What kind of obsessive person have I become?
What has happened to me?
Picture the scene.
Hubby is away on a business trip, meaning that my pre-dawn alarm won’t elicit the usual grumbles.
I ate dinner unfashionably early, & went to bed really, really early (home alone, remember? 😛 ) all primed to be up and out of the door to do my long run this morning.
Being home alone means I can run/exercise/work out with none of the usual guilt associated with a non-running/non-sporty family.
Woke up, felt so damn tired that I promptly went back to sleep.
When I eventually surfaced yes, I felt refreshed but OH SO GUILTY.
CROSS WITH MYSELF.
IRRITATED THAT I HADN’T RUN.
IRRITATED AT A WASTED OPPORTUNITY.
I repeat, what the hell is wrong with me?!!
How come I no longer enjoy a sleep-in?
What has running done to me? 😛
The weather in Delhi (where I live) is currently vile beyond belief at the moment. It is hot and horridly humid, meaning (realistically) that if you’re not out running at dawn, it’ll be miserable.

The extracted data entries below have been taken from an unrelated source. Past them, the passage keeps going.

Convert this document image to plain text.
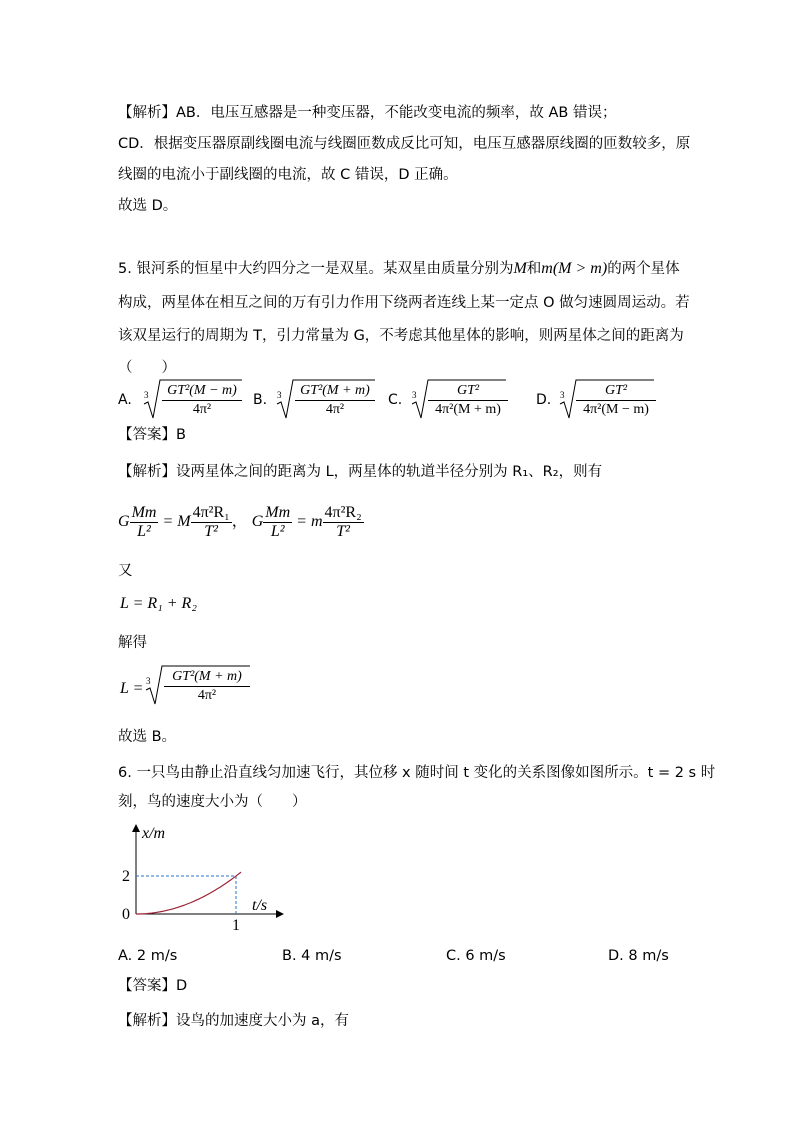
【解析】AB．电压互感器是一种变压器，不能改变电流的频率，故 AB 错误；
CD．根据变压器原副线圈电流与线圈匝数成反比可知，电压互感器原线圈的匝数较多，原
线圈的电流小于副线圈的电流，故 C 错误，D 正确。
故选 D。
5. 银河系的恒星中大约四分之一是双星。某双星由质量分别为M和m(M > m)的两个星体
构成，两星体在相互之间的万有引力作用下绕两者连线上某一定点 O 做匀速圆周运动。若
该双星运行的周期为 T，引力常量为 G，不考虑其他星体的影响，则两星体之间的距离为
（　　）
A. $3 \frac{\text{GT²(M − m)}}{\text{4π²}} B$. $3 \frac{\text{GT²(M + m)}}{\text{4π²}} C$. $3 \frac{\text{GT²}}{\text{4π²(M + m)}} D$. $3 \frac{\text{GT²}}{\text{4π²(M − m)}}$
【答案】B
【解析】设两星体之间的距离为 L，两星体的轨道半径分别为 R₁、R₂，则有
G $\frac{Mm}{\text{L²}} = M \frac{\text{4π²R₁}}{\text{T²}}$ ， G $\frac{Mm}{\text{L²}} = m \frac{\text{4π²R₂}}{\text{T²}}$
又
L = R₁ + R₂
解得
$L = 3 \frac{\text{GT²(M + m)}}{\text{4π²}}$
故选 B。
6. 一只鸟由静止沿直线匀加速飞行，其位移 x 随时间 t 变化的关系图像如图所示。t = 2 s 时
刻，鸟的速度大小为（　　）
x/m
t/s
0
2
1
A. 2 m/s	B. 4 m/s	C. 6 m/s	D. 8 m/s
【答案】D
【解析】设鸟的加速度大小为 a，有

So this morning was a perfect opportunity to be out running for 3 hours, guilt-free, no questions asked, no complaints of the usual “you’re never around, always out running” variety.
AND I BLEW IT!
Now, of course, I feel wretched.
While drinking my morning coffee, for a few moments I actually thought that the day ahead of me was already a waste of time. Spoiled because I hadn’t run.
Please tell me I’m not alone, feeling like this? Or am I over-reacting?
Can you believe it, but I started calculating how many weeks I have until my next marathon – in mid-January – & how many weekends I have till then & how many long runs I can fit in & have I already blown it by not running this morning and…and…get a grip, Christine!
Get. A. Grip.
So what am I doing about this guilt-trip?`
I’ll go for a training walk this evening, weather permitting. I have a 6476m climb in less than a month, involving a different form of training…gotta break my new boots in…
I’ll try and run early tomorrow morning instead. But will that interfere with my yoga class? Answer, yes. Should I cancel yoga? No,I need it. Oh heck, how can i fit it all in?
Why oh why oh why is there so little time when there’s so much to be done?! So much training? So many good intentions to keep fit.
So, I’ll end as I began.
Asking the question “just what the hell is wrong with me?”
And I think the answer is, quite simply, that I am a runner 🙂
And not running is, well, it’s hell.